Vittoria non netta sull'Atletico Tullo, ma siamo primi al giro di boa
Ogni partita è una storia da scrivere, ma bisogna usare l'inchiostro giusto. La Seleçao riparte dalla Florentia affrontando un Atletico Tullo reduce da due risultati utili in fila ma solo penultimo a quota 6 punti. Gli Orange si presentano con le importanti defezioni di Graziano e Klishch - entrambi autori di 5 gol a testa - e propongono Gramigni come terminale offensivo di scorta. In porta va Tartoni al posto del titolare Paoli, mentre negli Argentinos pesano le assenze di Marchesini, Ciofirdel e Mauro ma si rivede Durin al rientro dopo otto partite di stop. Una bellissima notizia.
Il match inizia con i biancazzurri che tengono il pallino del gioco, tanto che con il passare dei minuti schiacciano gli avversari nella loro metà campo. Tartoni difende i pali alla grande prima su un tiro di Canulli e poi su uno di Piccini, quindi respinge all'angolino una punizione velenosa di Deboli. Il Tullo reagisce a fatica e tenta soprattutto di lanciare Gramigni con lanci lunghi dalle retrovie, ma senza grande successo. Sul fronte argentino fioccano invece i tiri: Faletra non c'entra la porta, poi anche Lamcja mette a lato di pochissimo. Al 12' però gli sforzi vengono premiati: Tecla intercetta un gran pallone sulla corsia mancina e innesca Canulli, bravo a vincere un rimpallo e a calciare in porta. L'estremo difensore devia sulla traversa ma la palla si insacca per lo 0-1. La Seleçao prende coraggio e ci prova ancora con Cioni e Piccini, ma Tartoni si conferma superlativo. Al 19' sussulto dell'Atletico, che dalla distanza ci prova con un tiro a sorpresa di Bernardi, con Gennarelli inizialmente fuori posizione che deve alzare in corner. Di fatto, però, gli avversari non tirano praticamente mai verso la porta e l'unico altro intervento del numero 12 è su un tiro velleitario di Ghirardi. Si va a riposo sul minimo vantaggio.

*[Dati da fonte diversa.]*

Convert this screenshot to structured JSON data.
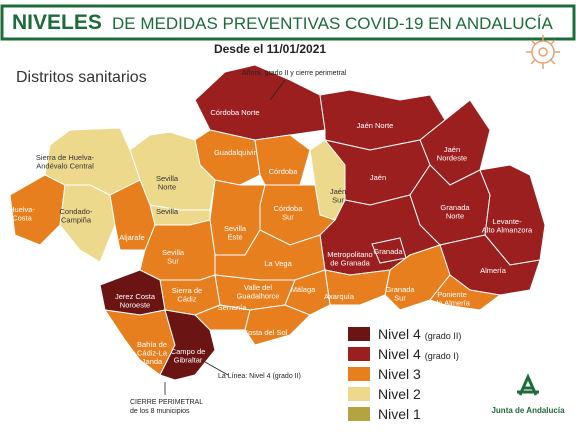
{
  "header": {
    "title_bold": "NIVELES",
    "title_rest": "DE MEDIDAS PREVENTIVAS COVID-19 EN ANDALUCÍA",
    "subtitle": "Desde el 11/01/2021"
  },
  "map": {
    "heading": "Distritos sanitarios",
    "districts": [
      {
        "lines": [
          "Córdoba Norte"
        ],
        "color": "#9b1f1f"
      },
      {
        "lines": [
          "Jaén Norte"
        ],
        "color": "#9b1f1f"
      },
      {
        "lines": [
          "Jaén",
          "Nordeste"
        ],
        "color": "#9b1f1f"
      },
      {
        "lines": [
          "Jaén"
        ],
        "color": "#9b1f1f"
      },
      {
        "lines": [
          "Granada",
          "Norte"
        ],
        "color": "#9b1f1f"
      },
      {
        "lines": [
          "Levante-",
          "Alto Almanzora"
        ],
        "color": "#9b1f1f"
      },
      {
        "lines": [
          "Almería"
        ],
        "color": "#9b1f1f"
      },
      {
        "lines": [
          "Metropolitano",
          "de Granada"
        ],
        "color": "#9b1f1f"
      },
      {
        "lines": [
          "Granada"
        ],
        "color": "#9b1f1f"
      },
      {
        "lines": [
          "Granada",
          "Sur"
        ],
        "color": "#e77f1e"
      },
      {
        "lines": [
          "Poniente",
          "de Almería"
        ],
        "color": "#e77f1e"
      },
      {
        "lines": [
          "Axarquía"
        ],
        "color": "#e77f1e"
      },
      {
        "lines": [
          "Guadalquivir"
        ],
        "color": "#e77f1e"
      },
      {
        "lines": [
          "Córdoba"
        ],
        "color": "#e77f1e"
      },
      {
        "lines": [
          "Jaén",
          "Sur"
        ],
        "color": "#ecd98c"
      },
      {
        "lines": [
          "Córdoba",
          "Sur"
        ],
        "color": "#e77f1e"
      },
      {
        "lines": [
          "Sevilla",
          "Este"
        ],
        "color": "#e77f1e"
      },
      {
        "lines": [
          "Sevilla",
          "Norte"
        ],
        "color": "#ecd98c"
      },
      {
        "lines": [
          "Sevilla"
        ],
        "color": "#ecd98c"
      },
      {
        "lines": [
          "Sierra de Huelva-",
          "Andévalo Central"
        ],
        "color": "#ecd98c"
      },
      {
        "lines": [
          "Huelva-",
          "Costa"
        ],
        "color": "#e77f1e"
      },
      {
        "lines": [
          "Condado-",
          "Campiña"
        ],
        "color": "#ecd98c"
      },
      {
        "lines": [
          "Aljarafe"
        ],
        "color": "#e77f1e"
      },
      {
        "lines": [
          "Sevilla",
          "Sur"
        ],
        "color": "#e77f1e"
      },
      {
        "lines": [
          "La Vega"
        ],
        "color": "#e77f1e"
      },
      {
        "lines": [
          "Sierra de",
          "Cádiz"
        ],
        "color": "#e77f1e"
      },
      {
        "lines": [
          "Valle del",
          "Guadalhorce"
        ],
        "color": "#e77f1e"
      },
      {
        "lines": [
          "Málaga"
        ],
        "color": "#e77f1e"
      },
      {
        "lines": [
          "Serranía"
        ],
        "color": "#e77f1e"
      },
      {
        "lines": [
          "Costa del Sol"
        ],
        "color": "#e77f1e"
      },
      {
        "lines": [
          "Jerez Costa",
          "Noroeste"
        ],
        "color": "#6b1414"
      },
      {
        "lines": [
          "Bahía de",
          "Cádiz-La",
          "Janda"
        ],
        "color": "#e77f1e"
      },
      {
        "lines": [
          "Campo de",
          "Gibraltar"
        ],
        "color": "#6b1414"
      }
    ],
    "annotations": [
      {
        "lines": [
          "Añora: grado II y cierre perimetral"
        ]
      },
      {
        "lines": [
          "La Línea: Nivel 4 (grado II)"
        ]
      },
      {
        "lines": [
          "CIERRE PERIMETRAL",
          "de los 8 municipios"
        ]
      }
    ]
  },
  "legend": [
    {
      "level": "Nivel 4",
      "grade": "(grado II)",
      "color": "#6b1414"
    },
    {
      "level": "Nivel 4",
      "grade": "(grado I)",
      "color": "#9b1f1f"
    },
    {
      "level": "Nivel 3",
      "color": "#e77f1e"
    },
    {
      "level": "Nivel 2",
      "color": "#ecd98c"
    },
    {
      "level": "Nivel 1",
      "color": "#b3a440"
    }
  ],
  "logo": "Junta de Andalucía"
}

Nel secondo tempo il canovaccio non cambia, con gli Argentinos che imbastiscono una manovra fluida e si presentano con continuità al tiro. Stan dalla distanza trova pronto il portiere, che poco dopo si ripete su Canulli murandogli lo specchio. Al 5' Lamcja mette un pallone splendido al centro dove non arrivano compagni, quindi Tartoni respinge Piccini. Ma all'8' della ripresa arriva il raddoppio: lo stesso Piccini si mette in proprio, salta un paio di avversari e da posizione centrale esplode il destro che stavolta prende in controtempo il portiere e regala lo 0-2. Una rete che potenzialmente chiude i conti, ma al momento di blindare una volta di più il risultato la Seleçao sbatte contro un Tartoni in serata monumentale: parata a croce su Faletra prima, poi in uscita su Piccini, infine devia bene una punizione di Deboli mentre Canulli, liberato al tiro a porta vuota, mette incredibilmente alto. Infine, anche Cioni flirta col gol ma si fa murare da un portiere in serata di grazia. Nel finale, occasione ghiottissima per il Tullo: Moreschi batte un calcio piazzato che Gennarelli non riesce a trattenere, ma sulla respinta in uscita disperata salva tutto riscattando l'errore precedente. Nel recupero anche Tecla sfiora il tris schiacciando bene di testa su corner ma spedendo a lato di un soffio.
Finisce così una partita che per mole di gioco espresso e tiri verso la porta avversaria avrebbe forse meritato un risultato più ampio in favore della Seleçao. Encomio particolare per il portiere avversario, decisamente migliore in campo dell'intera gara. Con questo risultato saliamo a 28 punti in classifica e indipendentemente dagli altri risultati di serata ci laureiamo campioni d'inverno con una giornata di anticipo sul giro di boa del campionato. Un traguardo importante, voluto e cercato, che ci consente di guardare al futuro con il sorriso pur consapevoli di non aver ancora raggiunto alcun traguardo in questo girone B sempre equilibratissimo e imprevedibile. Fra sette giorni chiudiamo la prima parte del percorso ancora in Vicolo del Cionfo, stavolta contro i Guerrieri Z.